Weekly hospitalizations are up 10.3% and Helix – a gene sequencing company that helps the CDC track changes in the coronavirus – says COVID-19 cases are up 30% to 40% since June based on its samples, CNN reported. The concentration of COVID-19 in U.S. wastewater has doubled in the last month, the first significant increase since last winter.

But cases still remain relatively low overall because they were very low when the uptick began, and experts say the increase does not appear to be driven by a new variant. Preexisting immunity from illness and vaccines should make most cases mild, but any uptick inevitably will cause more severe cases, experts say

"U.S. COVID-19 rates are still near historic lows after seven months of steady declines," CDC spokesperson Kathleen Conley told CBS News. "The U.S. has experienced increases in COVID-19 during the past three summers, so it's not surprising to see an uptick."

In Philadelphia, hospital admission rates and COVID-19 deaths have not spiked this summer and remain low, according to health department data

"We're not seeing anything remarkable here in Philadelphia at this time," said James Garrow, communications director of the Philadelphia Department of Public Health. "It's still important for people who are sick to stay home and to wear a mask if they do have to go out, and for people to be up to date on their vaccines, but otherwise this remains a time that people can enjoy seeing each other. At this stage, based on the numbers we are seeing, the benefits of social interaction outweigh the low risk for COVID-19 for most people." 
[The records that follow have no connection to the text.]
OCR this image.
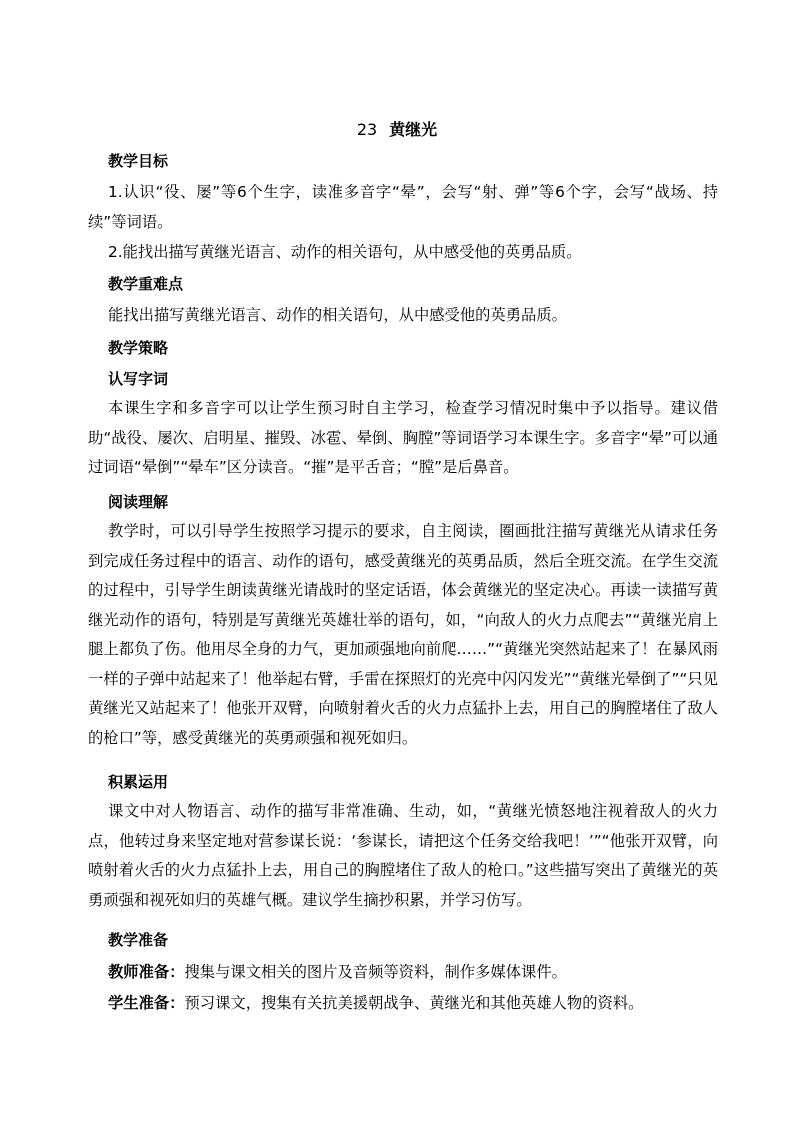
23 黄继光
教学目标
1.认识“役、屡”等6个生字，读准多音字“晕”，会写“射、弹”等6个字，会写“战场、持续”等词语。
2.能找出描写黄继光语言、动作的相关语句，从中感受他的英勇品质。
教学重难点
能找出描写黄继光语言、动作的相关语句，从中感受他的英勇品质。
教学策略
认写字词
本课生字和多音字可以让学生预习时自主学习，检查学习情况时集中予以指导。建议借助“战役、屡次、启明星、摧毁、冰雹、晕倒、胸膛”等词语学习本课生字。多音字“晕”可以通过词语“晕倒”“晕车”区分读音。“摧”是平舌音；“膛”是后鼻音。
阅读理解
教学时，可以引导学生按照学习提示的要求，自主阅读，圈画批注描写黄继光从请求任务到完成任务过程中的语言、动作的语句，感受黄继光的英勇品质，然后全班交流。在学生交流的过程中，引导学生朗读黄继光请战时的坚定话语，体会黄继光的坚定决心。再读一读描写黄继光动作的语句，特别是写黄继光英雄壮举的语句，如，“向敌人的火力点爬去”“黄继光肩上腿上都负了伤。他用尽全身的力气，更加顽强地向前爬……”“黄继光突然站起来了！在暴风雨一样的子弹中站起来了！他举起右臂，手雷在探照灯的光亮中闪闪发光”“黄继光晕倒了”“只见黄继光又站起来了！他张开双臂，向喷射着火舌的火力点猛扑上去，用自己的胸膛堵住了敌人的枪口”等，感受黄继光的英勇顽强和视死如归。
积累运用
课文中对人物语言、动作的描写非常准确、生动，如，“黄继光愤怒地注视着敌人的火力点，他转过身来坚定地对营参谋长说：‘参谋长，请把这个任务交给我吧！’”“他张开双臂，向喷射着火舌的火力点猛扑上去，用自己的胸膛堵住了敌人的枪口。”这些描写突出了黄继光的英勇顽强和视死如归的英雄气概。建议学生摘抄积累，并学习仿写。
教学准备
教师准备：搜集与课文相关的图片及音频等资料，制作多媒体课件。
学生准备：预习课文，搜集有关抗美援朝战争、黄继光和其他英雄人物的资料。
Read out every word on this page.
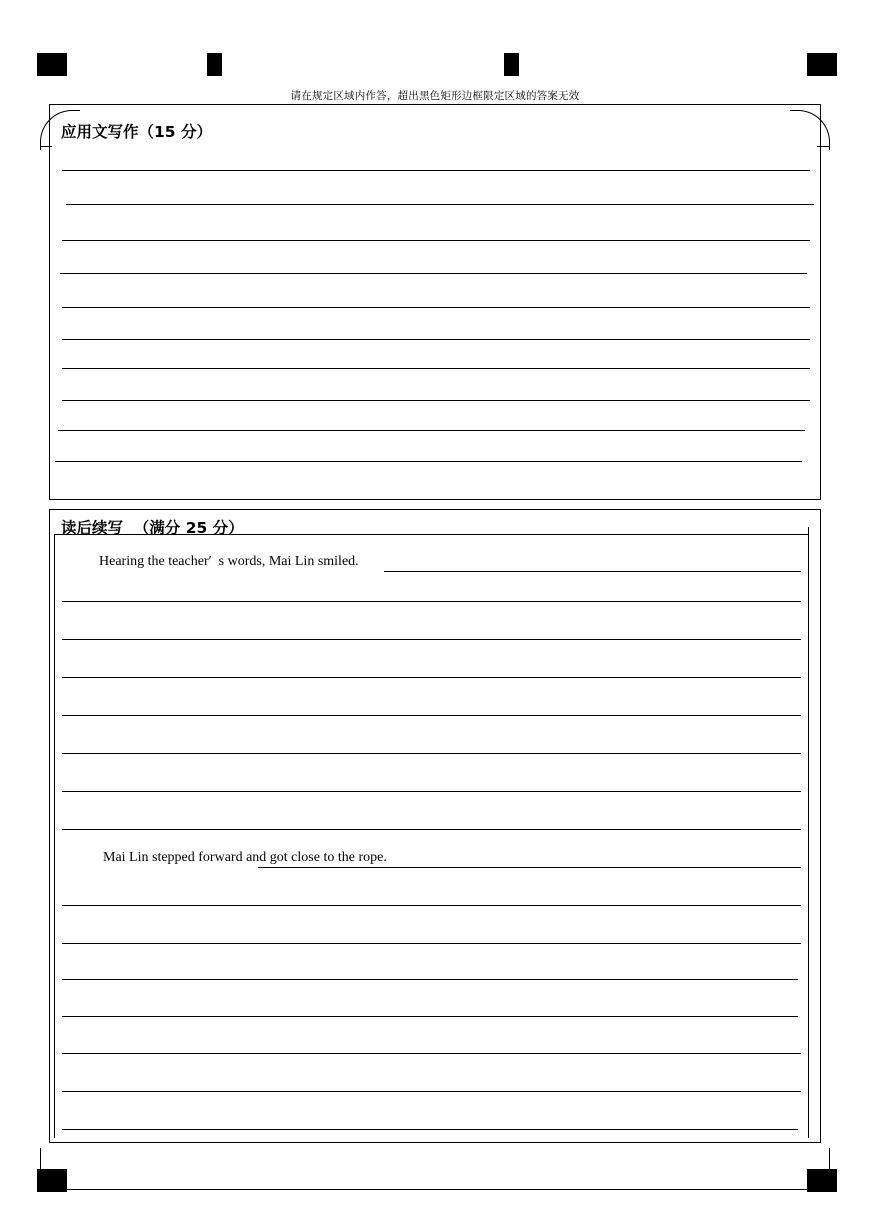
请在规定区域内作答，超出黑色矩形边框限定区域的答案无效
应用文写作（15 分）
读后续写  （满分 25 分）
Hearing the teacher′  s words, Mai Lin smiled.
Mai Lin stepped forward and got close to the rope.
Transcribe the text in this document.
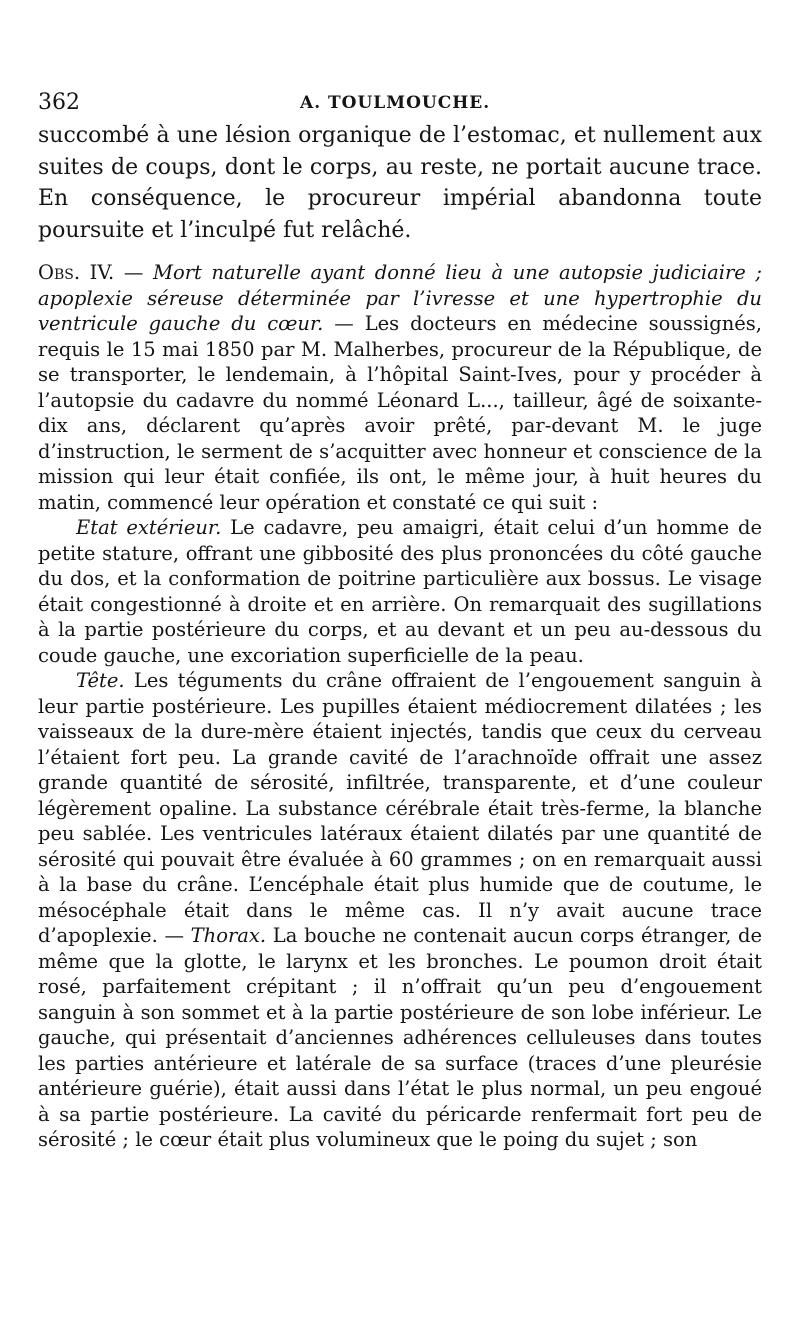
362	A. TOULMOUCHE.

succombé à une lésion organique de l’estomac, et nullement aux suites de coups, dont le corps, au reste, ne portait aucune trace. En conséquence, le procureur impérial abandonna toute poursuite et l’inculpé fut relâché.

Obs. IV. — Mort naturelle ayant donné lieu à une autopsie judiciaire ; apoplexie séreuse déterminée par l’ivresse et une hypertrophie du ventricule gauche du cœur. — Les docteurs en médecine soussignés, requis le 15 mai 1850 par M. Malherbes, procureur de la République, de se transporter, le lendemain, à l’hôpital Saint-Ives, pour y procéder à l’autopsie du cadavre du nommé Léonard L..., tailleur, âgé de soixante-dix ans, déclarent qu’après avoir prêté, par-devant M. le juge d’instruction, le serment de s’acquitter avec honneur et conscience de la mission qui leur était confiée, ils ont, le même jour, à huit heures du matin, commencé leur opération et constaté ce qui suit :

Etat extérieur. Le cadavre, peu amaigri, était celui d’un homme de petite stature, offrant une gibbosité des plus prononcées du côté gauche du dos, et la conformation de poitrine particulière aux bossus. Le visage était congestionné à droite et en arrière. On remarquait des sugillations à la partie postérieure du corps, et au devant et un peu au-dessous du coude gauche, une excoriation superficielle de la peau.

Tête. Les téguments du crâne offraient de l’engouement sanguin à leur partie postérieure. Les pupilles étaient médiocrement dilatées ; les vaisseaux de la dure-mère étaient injectés, tandis que ceux du cerveau l’étaient fort peu. La grande cavité de l’arachnoïde offrait une assez grande quantité de sérosité, infiltrée, transparente, et d’une couleur légèrement opaline. La substance cérébrale était très-ferme, la blanche peu sablée. Les ventricules latéraux étaient dilatés par une quantité de sérosité qui pouvait être évaluée à 60 grammes ; on en remarquait aussi à la base du crâne. L’encéphale était plus humide que de coutume, le mésocéphale était dans le même cas. Il n’y avait aucune trace d’apoplexie. — Thorax. La bouche ne contenait aucun corps étranger, de même que la glotte, le larynx et les bronches. Le poumon droit était rosé, parfaitement crépitant ; il n’offrait qu’un peu d’engouement sanguin à son sommet et à la partie postérieure de son lobe inférieur. Le gauche, qui présentait d’anciennes adhérences celluleuses dans toutes les parties antérieure et latérale de sa surface (traces d’une pleurésie antérieure guérie), était aussi dans l’état le plus normal, un peu engoué à sa partie postérieure. La cavité du péricarde renfermait fort peu de sérosité ; le cœur était plus volumineux que le poing du sujet ; son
Here are the COVID symptoms and prevention tips to be aware of this summer:

COVID-19 symptoms

COVID-19 may cause the following symptoms, according to the CDC:

• Fever or chills
• Cough
• Shortness of breath or difficulty breathing
• Fatigue
• Muscle or body aches
• Headache
• New loss of taste or smell
• Sore throat
• Congestion or runny nose
• Nausea or vomiting
• Diarrhea

Anyone experiencing these symptoms is advised to get tested for COVID-19.

Emergency medical attention should be sought if someone experiences emergency warning signs like trouble breathing, persistent chest pain, confusion, inability to stay awake or discolored skin, lips or nail beds. Older adults and people with underlying medical conditions, like heart or lung disease or diabetes, are at higher risk of getting severely sick from COVID.

Causes and prevention

The late summer COVID surge is likely driven by human behavior, as many people are traveling this summer or congregating indoors due to record-breaking heat, experts said. 

"We are in a very warm year and people are spending a lot of time indoors," Dr. Luis Ostrosky, chief of infectious diseases and epidemiology at UTHealth Houston and Memorial Hermann-Texas Medical Center, told the Wall Street Journal. "People are congregating in air-conditioned settings and that is providing an opportunity for transmission."

This, coupled with waning immunity, may contribute to the rising number of cases. U.S. vaccination numbers suggest that much time has passed since most Americans have gotten a COVID booster. 

People are advised to stay up to date on their vaccines to bolster immunity. New single-strain COVID vaccines will arrive in the U.S. this fall, targeting the omicron subvariant XBB.1.5.

Experts also suggest using rapid tests when people feel unwell or are planning to attend crowded indoor events.